Search code examples
c++socketsdetoursoverlapped-io

WSARecv hook: prevent packet from being recieved by the executable

I am working on dll which hooks winsock2 functions, using C++ and detours. My goal is to modify TCP traffic that goes from and to the original executable. At some point, I need to stop certain packet delivery (so that original executable has no idea about that packet at all, but still keeps the connection).

With WSASend hook, it's clear (you just don't call original WSASend and return 0). But I have no idea how to make it in WSARecv hook using WSAOVERLAPPED structure.

I hope this code below demonstrates what do I want:

__declspec(dllexport) int WINAPI WSARecv_hook(SOCKET s, LPWSABUF lpBuffers, DWORD dwBufferCount, LPDWORD lpNumberOfBytesRecvd, LPDWORD lpFlags, LPWSAOVERLAPPED lpOverlapped, LPWSAOVERLAPPED_COMPLETION_ROUTINE lpCompletionRoutine)
{
    // Recieve real data
    int ret = WSARecv_real(s, lpBuffers, dwBufferCount, lpNumberOfBytesRecvd, lpFlags, lpOverlapped, lpCompletionRoutine);

    // Loop over lpBuffers and analyze it
    for(int i=0; i < dwBufferCount; i++)
    {
        // analyze it
        if(packet_should_be_blocked(lpBuffers[i].buf, lpBuffers[i].len))
        {
            // Do or return what?
        } else {
            // Otherwise, just process as usual
        }
    }
    return ret;
}

How do I pretend that nothing happened and no packet was recieved (like fake WSA_IO_PENDING)? Any ideas/thoughts?
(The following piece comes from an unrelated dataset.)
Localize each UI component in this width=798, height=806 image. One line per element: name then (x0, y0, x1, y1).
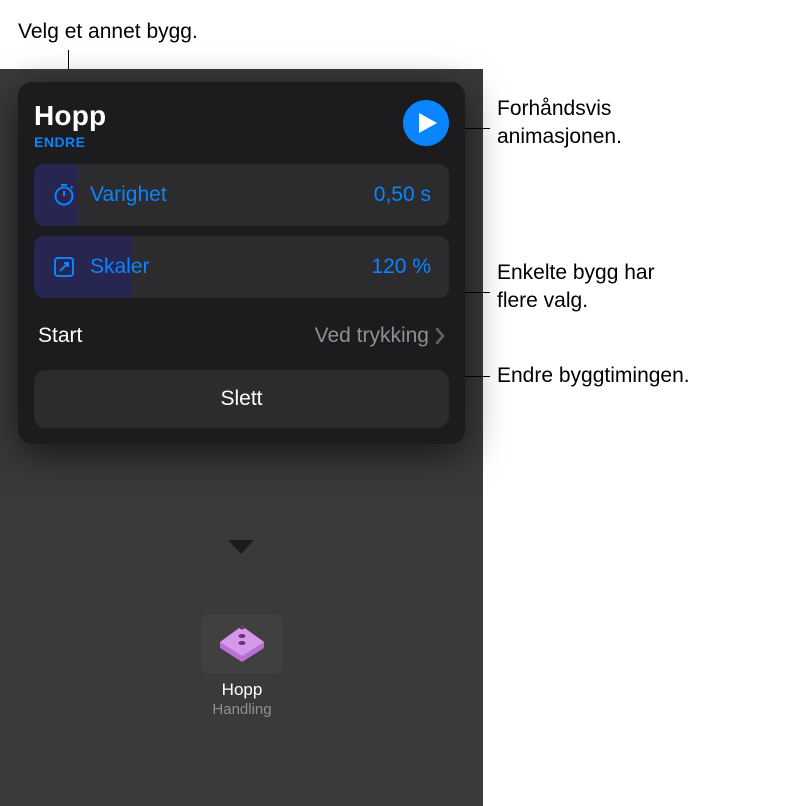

P.S. From what I know, executable is not using completion routine (lpCompletionRoutine is always NULL), only overlapped structure.

Solution

  • The main hurdle is that overlapped operations are meant to be performed in the background after the calling function has exited with a pending status. If the caller asks WSARecv() to perform an overlapped read, it is expecting the data to arrive in the background, and you won't be able to validate the data inside of your hook directly because it has not been received yet. You will have to use your own private WSAOVERLAPPED to perform your own overlapped read, using a thread or completion callback to detect when that read finishes so that you can then analyze the data. If the data is acceptable, copy it into the caller's buffer and signal the caller's WSAOVERLAPPED. Otherwise, post another read and wait for that data to arrive, repeating as needed until you finally receive some data that you want to give to the caller.